# What is Chrysalis?

The objective of the IOTA Foundation was to optimize the IOTA mainnet before Coordicide and to offer an enterprise-ready solution for our ecosystem. This was achieved by an intermediate update called Chrysalis. You can read more about how Chrysalis was strategically released here.

A chrysalis is “the form a caterpillar takes before it emerges from its cocoon as a fully-formed moth or butterfly”. In the context of IOTA, Chrysalis was the mainnet’s intermediate stage before Coordicide's completion. The main purpose of Chrysalis is to improve the usability of the previous IOTA mainnet, for users and developers alike.

Why is this process of adopting major protocol improvements relatively unique to IOTA among permissionless Digital Ledger Technologies (DLTs)? The simple answer is the absence of miners. In most permissionless DLTs, the miners’ economic incentives differ from those of regular network users. Changes to throughput and network latencies can disrupt the fee market the miners rely on. This in turn makes them likely to object to network upgrades as it affects their bottom line.

In IOTA, validators and users are one and the same. There is no conflict of interests between parties with different motivations, meaning there is a much smoother path to network improvements. This is why we are able to incrementally and smoothly upgrade the network before Coordicide.

## What Are the Specific Chrysalis Upgrades?​

### White-flag Approach​

The White-flag approach, which is used for calculating balances. It is a simpler, conflict-ignoring approach that improved the speed and efficiency of tip selection, eliminated many network attacks, and significantly reduced the need for reattachments.

### New Milestone Selection Algorithm​

A new milestone selection algorithm for the Coordinator that focuses on allowing the network to support many more confirmed transactions per second (CTPS) than before, with higher computational efficiency.

### URTS Tip Selection​

A new Uniform Random Tip Selection in node software. It is significantly faster and more efficient than the previous tip selection algorithm.

### Ed25519 Signature Scheme​

The Ed25519 signature scheme has been added to the network, replacing the current Winternitz one time signature scheme (W-OTS) signature scheme. Using an EdDSA signature scheme allows the protocol and clients using the protocol to run more efficiently on established hardware. Unlike W-OTS, the Ed25519 signature scheme also allows for the re-use of private keys, and, with that, introduces reusable addresses to the protocol. This change also dramatically reduces the transaction size, saving network bandwidth and processing time.

### Atomic Transactions​

Atomic transactions that move the protocol from the current, complicated, bundle construct and use simpler atomic transactions instead. This results in much simpler development, and more adaptable and maintainable code of the core software. In addition, atomic transactions reduce network overhead, reduce transaction validation and signature verification load, and improve spam protection and congestion control.

### Switch to UTXO Model​

Switch to the UTXO model from the current account model. Every coin on an address becomes uniquely identifiable and every spend names the exact coins that it wants to move. This allows for faster and more exact conflict handling and improves resilience and security of the protocol. In addition, switching to UTXO makes other functionalities, such as colored tokens, on the protocol possible in the future.
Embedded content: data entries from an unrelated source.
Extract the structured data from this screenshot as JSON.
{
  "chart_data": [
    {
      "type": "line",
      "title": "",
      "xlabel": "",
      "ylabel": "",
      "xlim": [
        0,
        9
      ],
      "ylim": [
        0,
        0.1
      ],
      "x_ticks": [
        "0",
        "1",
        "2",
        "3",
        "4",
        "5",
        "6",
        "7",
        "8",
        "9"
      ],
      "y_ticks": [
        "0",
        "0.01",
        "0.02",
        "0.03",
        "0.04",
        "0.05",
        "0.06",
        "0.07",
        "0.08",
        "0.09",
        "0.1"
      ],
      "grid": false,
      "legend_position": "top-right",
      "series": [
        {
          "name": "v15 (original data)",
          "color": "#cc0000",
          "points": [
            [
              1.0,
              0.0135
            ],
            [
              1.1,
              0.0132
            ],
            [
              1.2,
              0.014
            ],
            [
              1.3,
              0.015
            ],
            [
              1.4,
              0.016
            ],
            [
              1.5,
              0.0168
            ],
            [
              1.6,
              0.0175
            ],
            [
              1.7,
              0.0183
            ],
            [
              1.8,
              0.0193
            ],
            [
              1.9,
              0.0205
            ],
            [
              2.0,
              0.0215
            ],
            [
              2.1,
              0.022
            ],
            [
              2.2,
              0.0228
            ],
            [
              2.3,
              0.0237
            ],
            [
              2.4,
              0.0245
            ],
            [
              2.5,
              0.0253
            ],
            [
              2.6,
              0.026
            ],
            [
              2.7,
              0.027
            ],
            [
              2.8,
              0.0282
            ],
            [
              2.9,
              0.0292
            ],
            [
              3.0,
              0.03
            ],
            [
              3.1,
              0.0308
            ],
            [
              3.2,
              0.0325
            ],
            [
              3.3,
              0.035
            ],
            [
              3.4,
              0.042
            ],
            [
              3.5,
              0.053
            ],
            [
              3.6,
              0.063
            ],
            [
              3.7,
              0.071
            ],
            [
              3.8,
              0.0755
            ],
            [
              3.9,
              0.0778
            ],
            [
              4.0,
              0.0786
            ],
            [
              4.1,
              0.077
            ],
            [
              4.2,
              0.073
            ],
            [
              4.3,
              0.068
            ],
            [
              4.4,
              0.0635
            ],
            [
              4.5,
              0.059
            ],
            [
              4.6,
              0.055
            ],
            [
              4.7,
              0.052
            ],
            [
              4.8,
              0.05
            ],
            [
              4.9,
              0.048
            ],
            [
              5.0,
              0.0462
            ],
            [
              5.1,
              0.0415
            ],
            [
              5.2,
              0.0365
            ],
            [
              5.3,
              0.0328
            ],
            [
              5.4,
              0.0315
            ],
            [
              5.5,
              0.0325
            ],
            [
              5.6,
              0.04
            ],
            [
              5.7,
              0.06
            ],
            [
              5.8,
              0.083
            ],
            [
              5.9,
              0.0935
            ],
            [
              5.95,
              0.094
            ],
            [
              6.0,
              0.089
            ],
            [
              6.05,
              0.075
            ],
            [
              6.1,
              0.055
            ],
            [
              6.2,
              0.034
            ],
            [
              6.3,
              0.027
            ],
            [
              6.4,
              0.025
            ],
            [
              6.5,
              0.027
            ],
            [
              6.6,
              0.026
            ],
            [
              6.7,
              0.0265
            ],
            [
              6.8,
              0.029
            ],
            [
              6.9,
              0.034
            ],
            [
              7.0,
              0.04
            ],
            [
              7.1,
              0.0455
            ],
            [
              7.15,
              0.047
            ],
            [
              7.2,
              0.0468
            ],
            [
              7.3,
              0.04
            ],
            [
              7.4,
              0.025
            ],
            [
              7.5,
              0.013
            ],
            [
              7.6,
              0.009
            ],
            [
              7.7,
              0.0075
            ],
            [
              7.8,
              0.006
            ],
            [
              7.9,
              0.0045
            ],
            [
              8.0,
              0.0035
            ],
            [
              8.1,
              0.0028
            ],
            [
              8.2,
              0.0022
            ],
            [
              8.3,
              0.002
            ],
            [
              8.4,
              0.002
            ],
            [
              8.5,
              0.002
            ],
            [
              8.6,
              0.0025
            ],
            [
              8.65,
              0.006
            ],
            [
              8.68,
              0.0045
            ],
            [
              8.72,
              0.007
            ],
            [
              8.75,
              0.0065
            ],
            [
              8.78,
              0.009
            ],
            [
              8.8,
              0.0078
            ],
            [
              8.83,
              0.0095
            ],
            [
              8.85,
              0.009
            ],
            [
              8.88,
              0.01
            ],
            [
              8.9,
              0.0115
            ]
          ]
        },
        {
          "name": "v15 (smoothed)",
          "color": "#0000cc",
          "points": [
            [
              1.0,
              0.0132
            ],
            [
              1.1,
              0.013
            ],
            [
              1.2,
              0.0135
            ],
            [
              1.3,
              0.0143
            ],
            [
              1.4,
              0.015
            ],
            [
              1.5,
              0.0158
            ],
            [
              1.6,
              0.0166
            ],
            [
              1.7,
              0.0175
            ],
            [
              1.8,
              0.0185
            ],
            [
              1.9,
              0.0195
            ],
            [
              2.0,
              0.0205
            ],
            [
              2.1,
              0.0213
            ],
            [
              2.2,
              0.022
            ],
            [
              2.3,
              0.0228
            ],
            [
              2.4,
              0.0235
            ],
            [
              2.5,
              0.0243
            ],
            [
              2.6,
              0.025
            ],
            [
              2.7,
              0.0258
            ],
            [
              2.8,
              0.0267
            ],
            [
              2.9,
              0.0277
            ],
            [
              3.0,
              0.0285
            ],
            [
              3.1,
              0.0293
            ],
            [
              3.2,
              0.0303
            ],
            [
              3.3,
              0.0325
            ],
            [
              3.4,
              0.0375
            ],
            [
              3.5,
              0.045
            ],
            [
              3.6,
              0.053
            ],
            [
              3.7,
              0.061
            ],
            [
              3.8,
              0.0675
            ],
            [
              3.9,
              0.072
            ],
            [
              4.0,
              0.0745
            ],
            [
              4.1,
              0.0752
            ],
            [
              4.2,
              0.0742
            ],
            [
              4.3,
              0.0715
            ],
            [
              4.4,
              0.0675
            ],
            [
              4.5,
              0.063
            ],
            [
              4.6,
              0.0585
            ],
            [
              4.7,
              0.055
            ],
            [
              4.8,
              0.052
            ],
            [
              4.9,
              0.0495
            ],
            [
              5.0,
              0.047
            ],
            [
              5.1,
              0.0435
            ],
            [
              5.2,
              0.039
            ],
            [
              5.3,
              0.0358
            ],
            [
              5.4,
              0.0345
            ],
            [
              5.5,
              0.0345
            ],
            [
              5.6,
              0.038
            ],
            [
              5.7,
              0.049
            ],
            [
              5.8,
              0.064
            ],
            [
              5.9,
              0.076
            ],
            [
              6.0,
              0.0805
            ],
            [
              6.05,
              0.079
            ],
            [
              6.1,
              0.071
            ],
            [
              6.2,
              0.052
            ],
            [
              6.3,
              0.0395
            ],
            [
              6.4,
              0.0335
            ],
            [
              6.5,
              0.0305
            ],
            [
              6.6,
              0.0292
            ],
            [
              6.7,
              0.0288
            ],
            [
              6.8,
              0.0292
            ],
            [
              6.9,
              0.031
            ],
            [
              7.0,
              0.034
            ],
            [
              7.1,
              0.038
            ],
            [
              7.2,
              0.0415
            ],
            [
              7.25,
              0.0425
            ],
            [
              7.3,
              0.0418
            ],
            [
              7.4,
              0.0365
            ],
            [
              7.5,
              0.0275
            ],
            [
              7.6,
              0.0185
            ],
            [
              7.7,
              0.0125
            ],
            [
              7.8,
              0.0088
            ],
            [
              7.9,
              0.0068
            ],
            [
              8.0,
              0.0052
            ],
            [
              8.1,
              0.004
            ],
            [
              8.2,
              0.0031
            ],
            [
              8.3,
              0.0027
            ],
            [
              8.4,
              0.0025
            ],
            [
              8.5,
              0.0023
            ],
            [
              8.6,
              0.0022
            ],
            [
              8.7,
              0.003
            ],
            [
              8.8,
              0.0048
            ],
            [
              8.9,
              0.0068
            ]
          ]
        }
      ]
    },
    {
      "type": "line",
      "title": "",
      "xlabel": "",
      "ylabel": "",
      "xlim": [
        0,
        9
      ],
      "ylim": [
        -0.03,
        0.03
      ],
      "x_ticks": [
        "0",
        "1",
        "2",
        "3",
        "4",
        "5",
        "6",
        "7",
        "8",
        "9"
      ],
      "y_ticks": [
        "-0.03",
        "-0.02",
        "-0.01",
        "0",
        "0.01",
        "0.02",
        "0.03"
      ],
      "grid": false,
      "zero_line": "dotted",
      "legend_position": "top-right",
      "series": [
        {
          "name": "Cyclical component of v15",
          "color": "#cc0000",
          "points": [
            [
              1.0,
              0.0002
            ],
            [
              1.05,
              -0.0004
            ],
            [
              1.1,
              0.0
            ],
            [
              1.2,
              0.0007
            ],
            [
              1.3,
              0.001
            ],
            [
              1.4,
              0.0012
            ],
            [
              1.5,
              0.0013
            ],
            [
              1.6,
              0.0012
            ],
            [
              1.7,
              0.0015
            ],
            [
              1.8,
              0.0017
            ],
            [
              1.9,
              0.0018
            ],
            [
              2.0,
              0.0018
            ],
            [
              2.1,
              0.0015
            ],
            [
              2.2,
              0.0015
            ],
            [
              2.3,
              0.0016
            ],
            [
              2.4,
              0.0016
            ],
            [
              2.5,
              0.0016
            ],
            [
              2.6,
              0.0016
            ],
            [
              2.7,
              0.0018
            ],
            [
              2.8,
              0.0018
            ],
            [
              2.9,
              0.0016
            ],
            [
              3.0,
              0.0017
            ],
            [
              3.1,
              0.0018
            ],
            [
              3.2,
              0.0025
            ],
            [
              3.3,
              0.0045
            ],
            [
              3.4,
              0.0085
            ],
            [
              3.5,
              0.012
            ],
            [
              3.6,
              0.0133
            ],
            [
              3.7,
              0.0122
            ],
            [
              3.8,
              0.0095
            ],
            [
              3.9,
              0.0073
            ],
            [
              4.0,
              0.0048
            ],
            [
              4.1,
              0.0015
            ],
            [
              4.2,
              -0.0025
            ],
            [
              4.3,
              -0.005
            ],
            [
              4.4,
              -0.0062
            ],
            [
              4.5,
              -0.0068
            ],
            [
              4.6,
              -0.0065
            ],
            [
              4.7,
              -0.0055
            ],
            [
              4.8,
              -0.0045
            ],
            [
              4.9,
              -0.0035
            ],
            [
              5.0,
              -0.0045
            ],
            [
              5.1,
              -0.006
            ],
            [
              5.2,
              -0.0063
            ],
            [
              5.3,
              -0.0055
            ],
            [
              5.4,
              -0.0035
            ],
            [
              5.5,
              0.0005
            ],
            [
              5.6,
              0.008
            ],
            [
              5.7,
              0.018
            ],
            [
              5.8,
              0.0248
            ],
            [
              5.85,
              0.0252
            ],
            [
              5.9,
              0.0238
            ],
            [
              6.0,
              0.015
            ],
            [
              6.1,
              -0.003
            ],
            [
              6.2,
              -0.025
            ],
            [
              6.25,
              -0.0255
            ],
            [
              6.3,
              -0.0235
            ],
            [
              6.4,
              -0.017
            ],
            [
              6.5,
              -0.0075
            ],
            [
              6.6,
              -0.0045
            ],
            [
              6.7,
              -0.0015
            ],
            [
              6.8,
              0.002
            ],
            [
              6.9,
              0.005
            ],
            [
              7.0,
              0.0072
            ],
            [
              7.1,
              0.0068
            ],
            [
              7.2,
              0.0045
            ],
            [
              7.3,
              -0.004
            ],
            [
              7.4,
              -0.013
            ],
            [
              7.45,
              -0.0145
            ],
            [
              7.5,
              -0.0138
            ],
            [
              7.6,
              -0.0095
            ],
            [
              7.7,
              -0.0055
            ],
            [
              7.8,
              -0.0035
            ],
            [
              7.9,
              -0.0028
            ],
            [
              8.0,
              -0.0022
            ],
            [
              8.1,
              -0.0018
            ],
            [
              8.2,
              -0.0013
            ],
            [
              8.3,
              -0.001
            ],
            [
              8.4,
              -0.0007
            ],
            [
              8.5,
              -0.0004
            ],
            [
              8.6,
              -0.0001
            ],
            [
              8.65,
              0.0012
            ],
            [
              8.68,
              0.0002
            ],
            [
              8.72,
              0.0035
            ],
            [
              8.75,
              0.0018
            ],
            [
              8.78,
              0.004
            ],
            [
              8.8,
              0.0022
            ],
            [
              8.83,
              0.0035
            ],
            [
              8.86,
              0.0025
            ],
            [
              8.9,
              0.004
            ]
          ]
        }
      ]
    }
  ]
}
### Internal Binary Representation​

A switch to an internal binary representation of the trinary transaction. This allows us to work on binary data for validation, IO, and other processing, without the current reliance on binary-ternary conversions as in the pre-Chrysalis node software. The switch to binary transactions further reduces transaction size, saving network bandwidth and processing time.

### New Node API and Client Libraries​

With Chrysalis, we wanted to offer a more standard API on both the node and client library level. Node implementations provide a completely redesigned RESTful and eventful API implementations.

Our client libraries provide high level abstractions that allow developers to build solutions that are easier to develop and cheaper to maintain.